Japan Inc's earnings outlook brightens under 'Abenomics'

Thu Jan 24, 2013 4:00pm EST

* Japanese firms' earnings momentum turns positive for 1st time since May

* Yen-sensitive sectors, like autos, show sharp improvement -data

* Topix's 12-mth forward P/E up but still below 5-yr average

By Dominic Lau

TOKYO, Jan 25 (Reuters) - The yen's steep decline has burnished the outlook for Japanese stocks, prompting analysts to raise profit forecasts for currency-sensitive exporters and foreign investors to plough $17 billion into the market, the biggest monthly inflow since 2010.
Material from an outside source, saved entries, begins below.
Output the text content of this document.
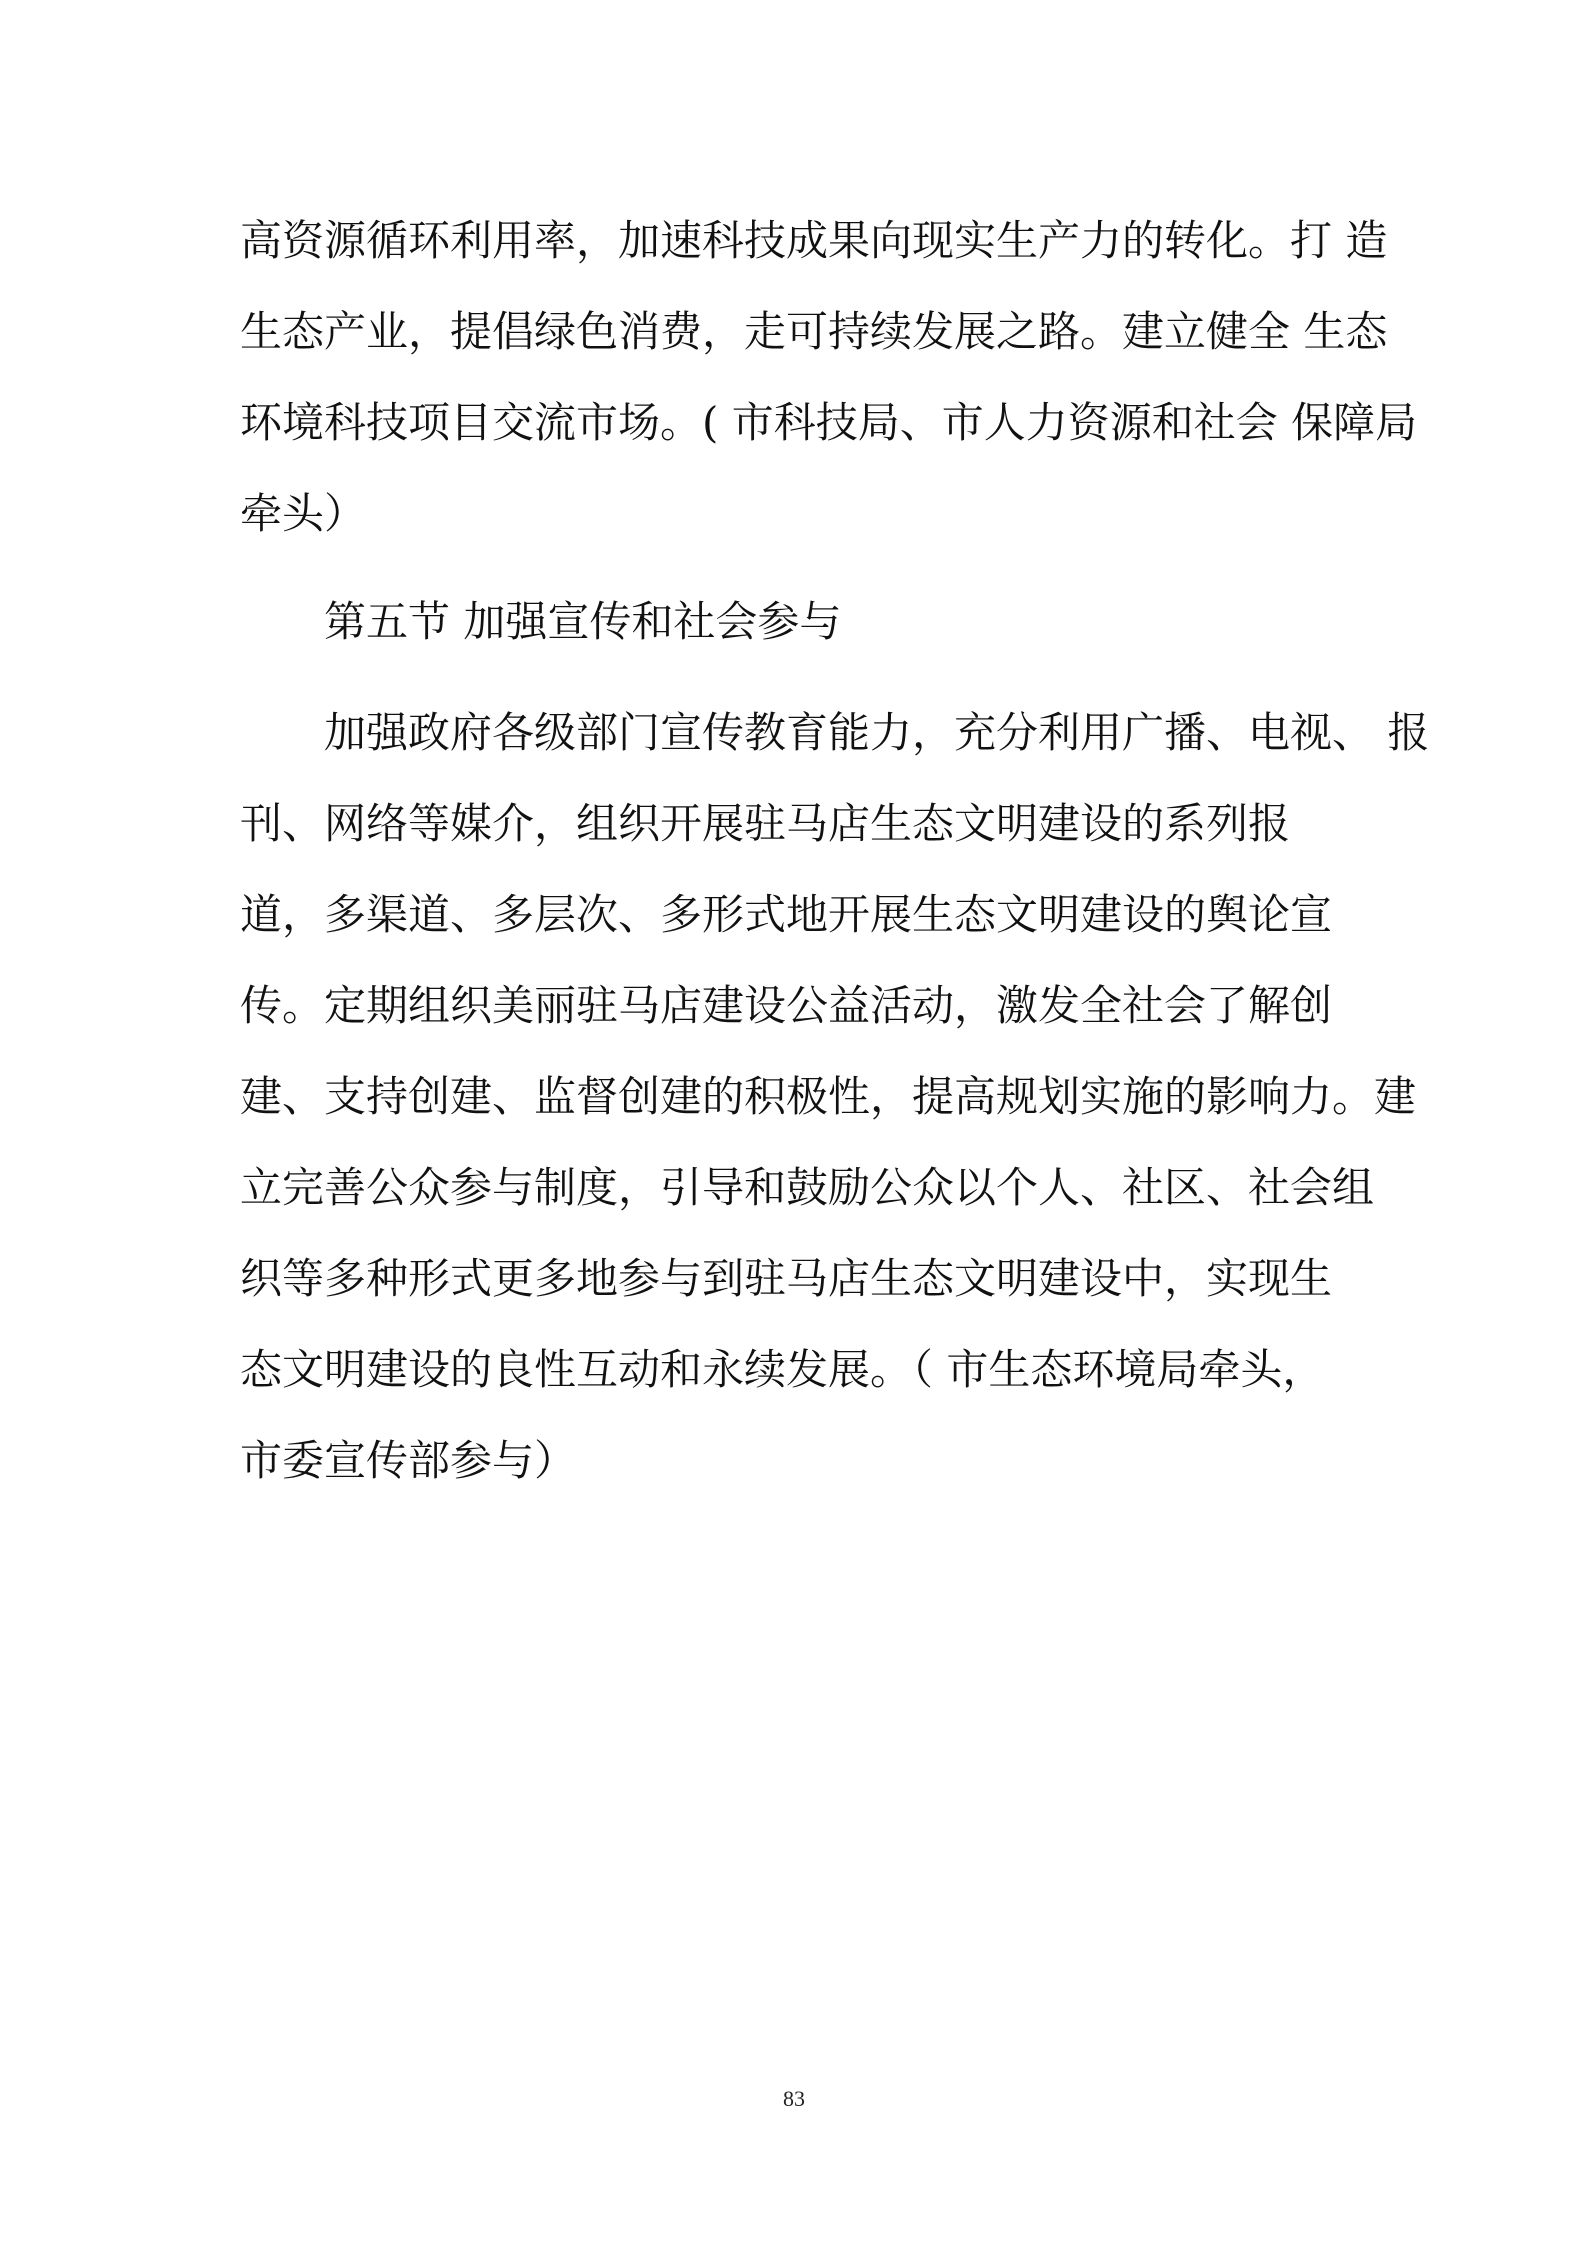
高资源循环利用率，加速科技成果向现实生产力的转化。打 造
生态产业，提倡绿色消费，走可持续发展之路。建立健全 生态
环境科技项目交流市场。( 市科技局、市人力资源和社会 保障局
牵头）
第五节 加强宣传和社会参与
加强政府各级部门宣传教育能力，充分利用广播、电视、 报
刊、网络等媒介，组织开展驻马店生态文明建设的系列报
道，多渠道、多层次、多形式地开展生态文明建设的舆论宣
传。定期组织美丽驻马店建设公益活动，激发全社会了解创
建、支持创建、监督创建的积极性，提高规划实施的影响力。建
立完善公众参与制度，引导和鼓励公众以个人、社区、社会组
织等多种形式更多地参与到驻马店生态文明建设中，实现生
态文明建设的良性互动和永续发展。（ 市生态环境局牵头，
市委宣传部参与）
83
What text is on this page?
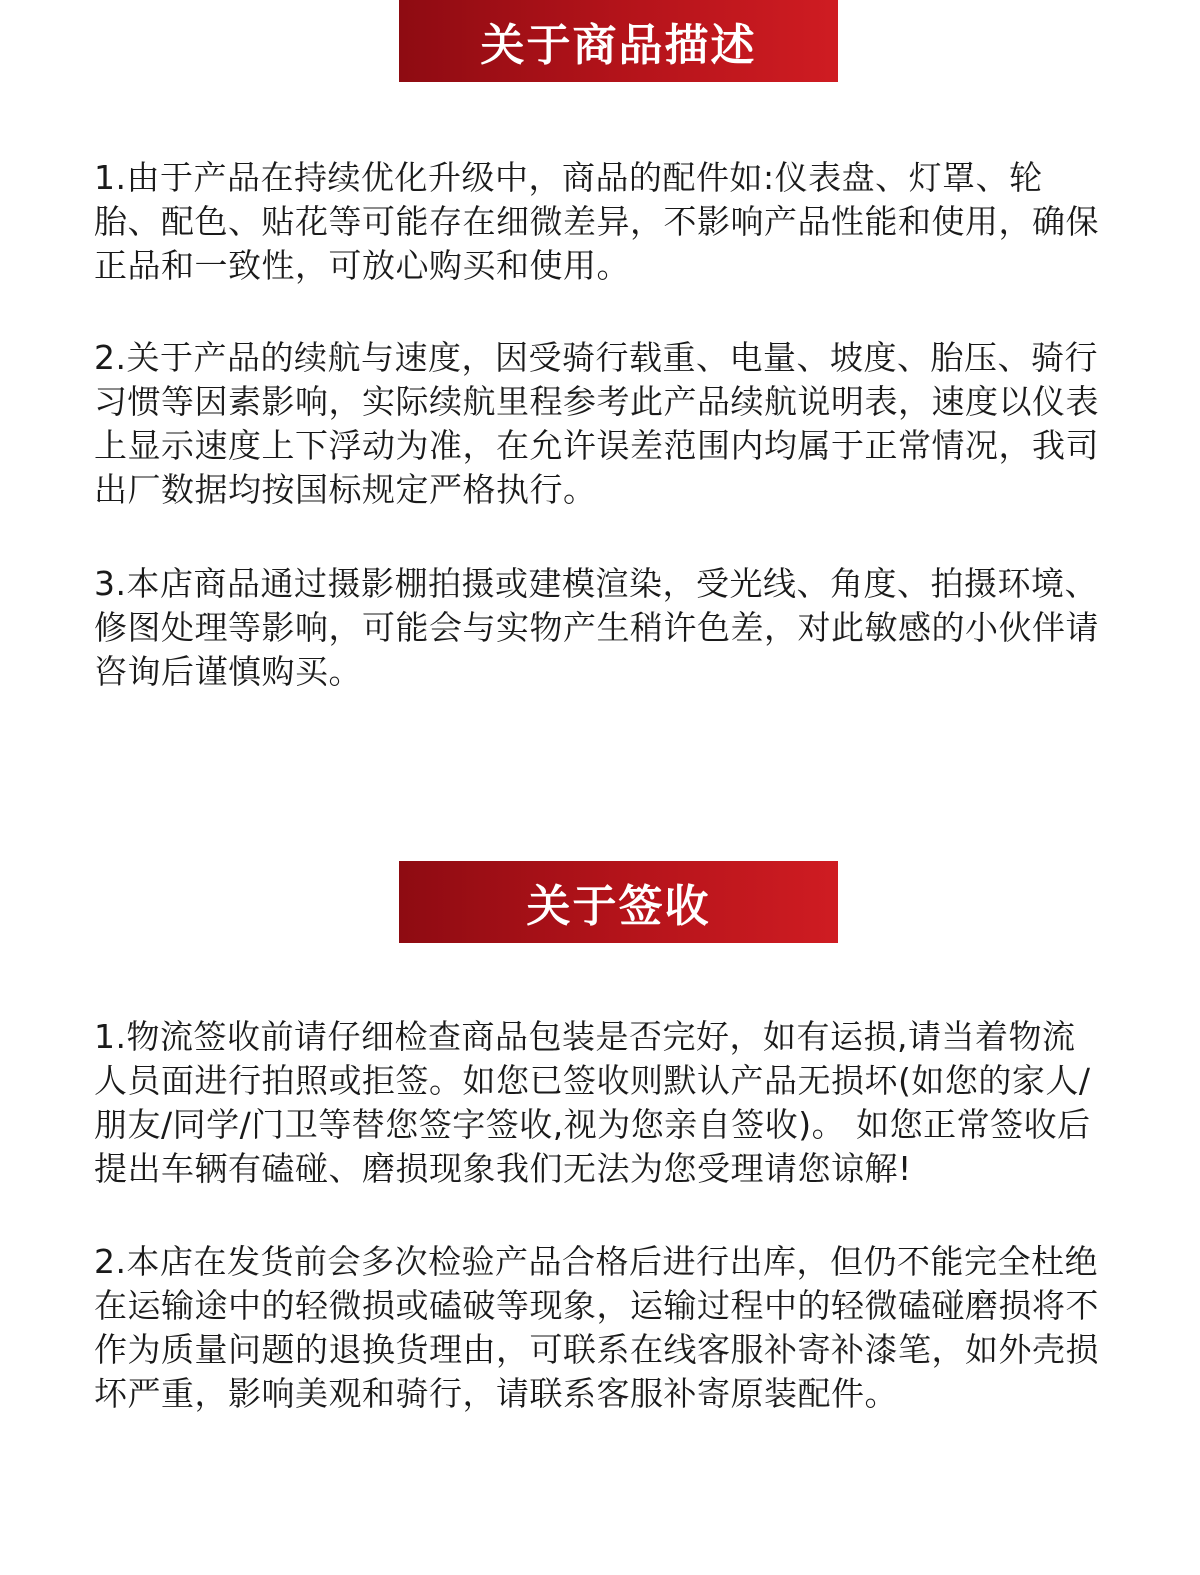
关于商品描述

1.由于产品在持续优化升级中，商品的配件如:仪表盘、灯罩、轮胎、配色、贴花等可能存在细微差异，不影响产品性能和使用，确保正品和一致性，可放心购买和使用。

2.关于产品的续航与速度，因受骑行载重、电量、坡度、胎压、骑行习惯等因素影响，实际续航里程参考此产品续航说明表，速度以仪表上显示速度上下浮动为准，在允许误差范围内均属于正常情况，我司出厂数据均按国标规定严格执行。

3.本店商品通过摄影棚拍摄或建模渲染，受光线、角度、拍摄环境、修图处理等影响，可能会与实物产生稍许色差，对此敏感的小伙伴请咨询后谨慎购买。

关于签收

1.物流签收前请仔细检查商品包装是否完好，如有运损,请当着物流人员面进行拍照或拒签。如您已签收则默认产品无损坏(如您的家人/朋友/同学/门卫等替您签字签收,视为您亲自签收)。 如您正常签收后提出车辆有磕碰、磨损现象我们无法为您受理请您谅解!

2.本店在发货前会多次检验产品合格后进行出库，但仍不能完全杜绝在运输途中的轻微损或磕破等现象，运输过程中的轻微磕碰磨损将不作为质量问题的退换货理由，可联系在线客服补寄补漆笔，如外壳损坏严重，影响美观和骑行，请联系客服补寄原装配件。
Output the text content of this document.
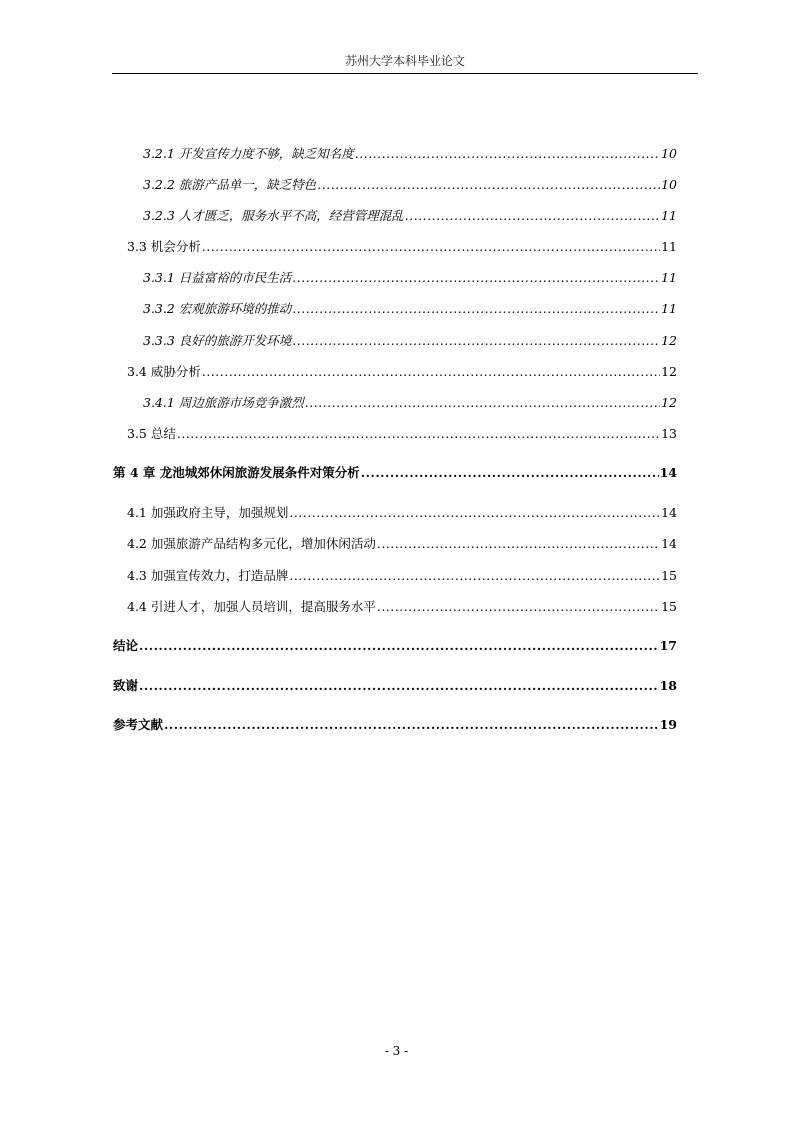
苏州大学本科毕业论文
3.2.1 开发宣传力度不够，缺乏知名度 .....	10
3.2.2 旅游产品单一，缺乏特色 .....	10
3.2.3 人才匮乏，服务水平不高，经营管理混乱 .....	11
3.3 机会分析 .....	11
3.3.1 日益富裕的市民生活 .....	11
3.3.2 宏观旅游环境的推动 .....	11
3.3.3 良好的旅游开发环境 .....	12
3.4 威胁分析 .....	12
3.4.1 周边旅游市场竞争激烈 .....	12
3.5 总结 .....	13
第 4 章 龙池城郊休闲旅游发展条件对策分析 .....	14
4.1 加强政府主导，加强规划 .....	14
4.2 加强旅游产品结构多元化，增加休闲活动 .....	14
4.3 加强宣传效力，打造品牌 .....	15
4.4 引进人才，加强人员培训，提高服务水平 .....	15
结论 .....	17
致谢 .....	18
参考文献 .....	19
- 3 -
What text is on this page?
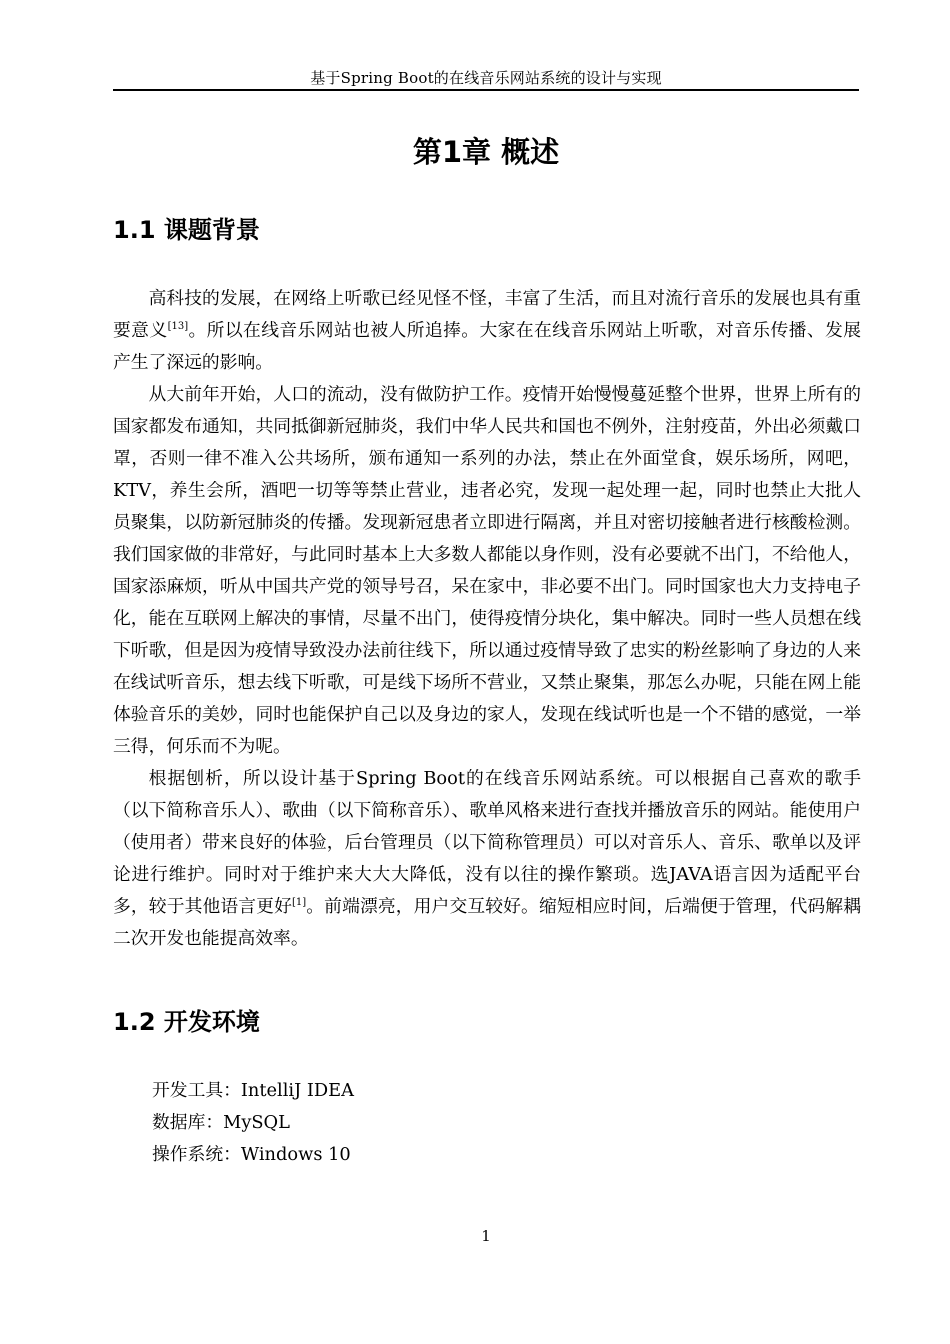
基于Spring Boot的在线音乐网站系统的设计与实现
第1章 概述
1.1 课题背景

高科技的发展，在网络上听歌已经见怪不怪，丰富了生活，而且对流行音乐的发展也具有重要意义[13]。所以在线音乐网站也被人所追捧。大家在在线音乐网站上听歌，对音乐传播、发展产生了深远的影响。

从大前年开始，人口的流动，没有做防护工作。疫情开始慢慢蔓延整个世界，世界上所有的国家都发布通知，共同抵御新冠肺炎，我们中华人民共和国也不例外，注射疫苗，外出必须戴口罩，否则一律不准入公共场所，颁布通知一系列的办法，禁止在外面堂食，娱乐场所，网吧，KTV，养生会所，酒吧一切等等禁止营业，违者必究，发现一起处理一起，同时也禁止大批人员聚集，以防新冠肺炎的传播。发现新冠患者立即进行隔离，并且对密切接触者进行核酸检测。我们国家做的非常好，与此同时基本上大多数人都能以身作则，没有必要就不出门，不给他人，国家添麻烦，听从中国共产党的领导号召，呆在家中，非必要不出门。同时国家也大力支持电子化，能在互联网上解决的事情，尽量不出门，使得疫情分块化，集中解决。同时一些人员想在线下听歌，但是因为疫情导致没办法前往线下，所以通过疫情导致了忠实的粉丝影响了身边的人来在线试听音乐，想去线下听歌，可是线下场所不营业，又禁止聚集，那怎么办呢，只能在网上能体验音乐的美妙，同时也能保护自己以及身边的家人，发现在线试听也是一个不错的感觉，一举三得，何乐而不为呢。

根据刨析，所以设计基于Spring Boot的在线音乐网站系统。可以根据自己喜欢的歌手（以下简称音乐人）、歌曲（以下简称音乐）、歌单风格来进行查找并播放音乐的网站。能使用户（使用者）带来良好的体验，后台管理员（以下简称管理员）可以对音乐人、音乐、歌单以及评论进行维护。同时对于维护来大大大降低，没有以往的操作繁琐。选JAVA语言因为适配平台多，较于其他语言更好[1]。前端漂亮，用户交互较好。缩短相应时间，后端便于管理，代码解耦二次开发也能提高效率。

1.2 开发环境
开发工具：IntelliJ IDEA
数据库：MySQL
操作系统：Windows 10
1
With 60 percent of Japan's listed companies focused on exports, firms ranging from camera maker Nikon Corp to air-conditioner group Daikin Industries Ltd are basking in the prospect of a one-off currency boost and the chance to price their goods more competitively.

The yen has fallen about 11 percent against the dollar to around 89 yen since mid-November, reflecting new Prime Minister Shinzo Abe's push for aggressive policy action to weaken the local currency and revitalise the economy. Investors will be looking for signs that the yen's decline is bolstering profits when the quarterly earnings season kicks into gear next week.

"Japanese companies have been adjusting their cost base down to 78, 79 yen to the dollar world. Their cost structures are still at that level, and now their revenue structures are moving to 80-90," said Mike Newman, head of research at Macquarie.

"The market will be pricing in the leverage effect ... That's why I think the market is forecasting Japanese companies with a softer yen should start overshooting earnings," he said.

One-month earnings momentum in the broad Topix index swung back into positive territory for the first time in eight months at 3.6 percent, data from Thomson Reuters I/B/E/S shows. That means there are more analysts' upgrades than downgrades as a total of estimates for companies.

The January figure compares with -10.9 percent for the Topix last November, and with an average of -3.6 percent for U.S. S&P 500 companies in January and -3.5 percent for the pan-European STOXX Europe 600 firms.

In response to the improving outlook for Japanese companies, the share market has risen around 24 percent since mid-November when Abe first caught the attention of investors with renewed calls to aid exporters with a weaker yen.

Foreign investors, who account for 70 percent of market trading, poured $16.9 billion into equities in December alone, the most since January 2010.

Shipbuilder Sumitomo Heavy Industries Ltd, PVC and semiconductor maker Shin-Etsu Chemcial, steelmaker JFE Holdings and construction machinery maker Komatsu Ltd are among a long list of companies pegged by brokers as best bets to benefit from the currency shift.

Analysts estimate that every one yen fall against the dollar translates into a rise of around 1 percent in combined recurring profits at all listed Japanese firms.

In the longer term, a weaker yen is crucial in helping Japanese companies compete better on price against rivals such as Korean tech giant Samsung and Chinese computer firm Lenovo Group Ltd. Exports account for about a third of Japan's gross domestic product.

PRICIER VALUATIONS?

The improvement in earnings outlook has been most marked for sectors such as auto and parts makers, electronics firms, machinery companies and steelmakers, according to Thomson Reuters I/B/E/S data.

The earnings momentum for the transport equipment sector , home to Toyota Motor Corp and Honda Motor Co, rose to 28 percent in January from -11.6 percent last month.

The electronics sector, which includes Sony Corp and Canon Inc, stands at 4 percent, up from -15 percent a month ago.

JP Morgan upgraded industrial electronics maker Toshiba Corp two notches this week to 'overweight' from 'underweight' on expected strong earnings from the weaker yen.

The positive impact of the softer yen will have a limited impact in the October-December quarterly earnings as the yen only began easing in mid-November. But investors have been quick to jump into the market, making Japanese equities slightly pricier than their U.S. peers.

The Topix carries a 12-month forward price-to-earnings ratio of 13.6, up from 12 two months ago, although still below a five-year average of 15.4, data from Thomson Reuters Datastream showed. The S&P 500 has a forward P/E of 13, while the STOXX Europe 600 is at 11.8.

However, analysts see room for further gains if the government follows through on its push for easier policy, particularly after Bank of Japan Governor Masaaki Shirakawa steps down in April.

"I am looking for the upward earnings revision to continue and the P/E to come down," said Hidehiro Tomioka, head of equity investment at Manulife Asset Management in Tokyo.

Even with the yen at current levels, earnings in industrials and basic materials could be much stronger than expected in the financial year ending March 2014, Societe Generale said in a note this week.

SocGen estimated that Japanese companies would post an average 60 percent year-on-year increase in earnings, well above the 18 percent median forecast, if the dollar trades at an average of 90 yen throughout 2013.